No Single Act – Part One
We seem to have a tendency to make things as easy on ourselves as we possibly can, and that certainly appears to be the case spiritually. In regard to salvation, many people act as if God has provided some one-time act on our part that automatically causes Him to ignore the rest of our lives. This has no foundation in Scripture—regardless of what action someone may suggest. However, the rich young ruler seemed to ask for just such a recommendation. “Now behold, one came and said to Him, ‘Good Teacher, what good thing shall I do that I may have eternal life?’ So He said to him, ‘Why do you call Me good? No one is good but One, that is, God. But if you want to enter into life, keep the commandments’” (Mt. 19:16–17). The young man asked what one thing he could do; Jesus responded by reminding him of all that he should do. The disparity between how we see religion and how God sees it could not have been made more clear.

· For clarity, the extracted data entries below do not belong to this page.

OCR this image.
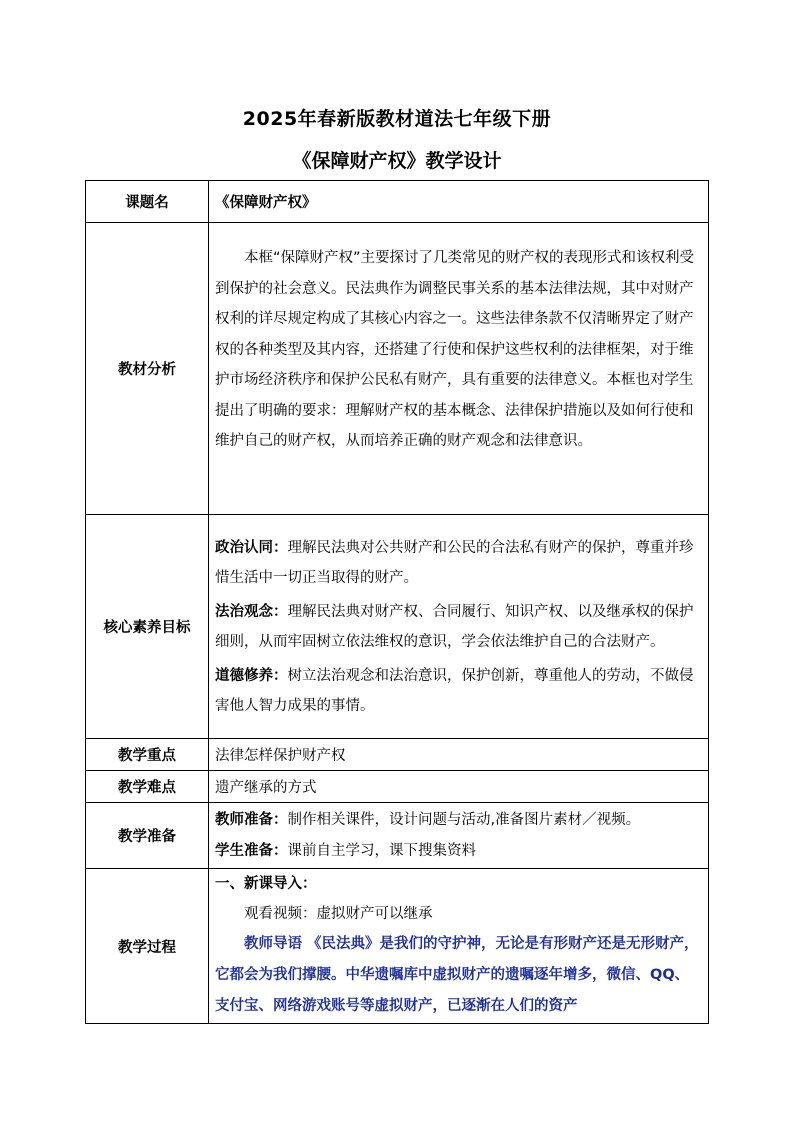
2025年春新版教材道法七年级下册
《保障财产权》教学设计
课题名	《保障财产权》
教材分析	本框“保障财产权”主要探讨了几类常见的财产权的表现形式和该权利受到保护的社会意义。民法典作为调整民事关系的基本法律法规，其中对财产权利的详尽规定构成了其核心内容之一。这些法律条款不仅清晰界定了财产权的各种类型及其内容，还搭建了行使和保护这些权利的法律框架，对于维护市场经济秩序和保护公民私有财产，具有重要的法律意义。本框也对学生提出了明确的要求：理解财产权的基本概念、法律保护措施以及如何行使和维护自己的财产权，从而培养正确的财产观念和法律意识。

核心素养目标	政治认同：理解民法典对公共财产和公民的合法私有财产的保护，尊重并珍惜生活中一切正当取得的财产。
法治观念：理解民法典对财产权、合同履行、知识产权、以及继承权的保护细则，从而牢固树立依法维权的意识，学会依法维护自己的合法财产。
道德修养：树立法治观念和法治意识，保护创新，尊重他人的劳动，不做侵害他人智力成果的事情。

教学重点	法律怎样保护财产权
教学难点	遗产继承的方式
教学准备	教师准备：制作相关课件，设计问题与活动,准备图片素材／视频。
学生准备：课前自主学习，课下搜集资料

教学过程	一、新课导入：
观看视频：虚拟财产可以继承
教师导语 《民法典》是我们的守护神，无论是有形财产还是无形财产，它都会为我们撑腰。中华遗嘱库中虚拟财产的遗嘱逐年增多，微信、QQ、支付宝、网络游戏账号等虚拟财产，已逐渐在人们的资产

Men usually expect that they must do some good works in life for God—usually of their choosing, but the example of Jesus tells a very different story. We see good people and want to find some simple task that will make us good too. We want salvation, we want eternal life, we want heaven, but we also want to reduce it to a simple, earthly task. We tend to look at religion and spirituality like we look at everything else, instead of how God has revealed it. The young man approached Jesus in just such a way when he said, “Good Teacher.”
But today, even with all that God has provided in the gospel, people often make a similar mistake. Some people act as if Jesus’ sacrificial death alone guarantees their salvation, but this contradicts Scripture (Gal. 2:21). Others are often willing to follow part of God’s plan–just not all of it (Jas. 2:18). But sometimes people can also get the impression that because faith is essential for salvation or baptism is essential for salvation that it is the only thing required for salvation. But friends, that simply is not the case.
Then Peter said to them, “Repent, and let every one of you be baptized in the name of Jesus Christ for the remission of sins; and you shall receive the gift of the Holy Spirit. For the promise is to you and to your children, and to all who are afar off, as many as the Lord our God will call.” And with many other words he testified and exhorted them, saying, “Be saved from this perverse generation” (Acts 2:38–40).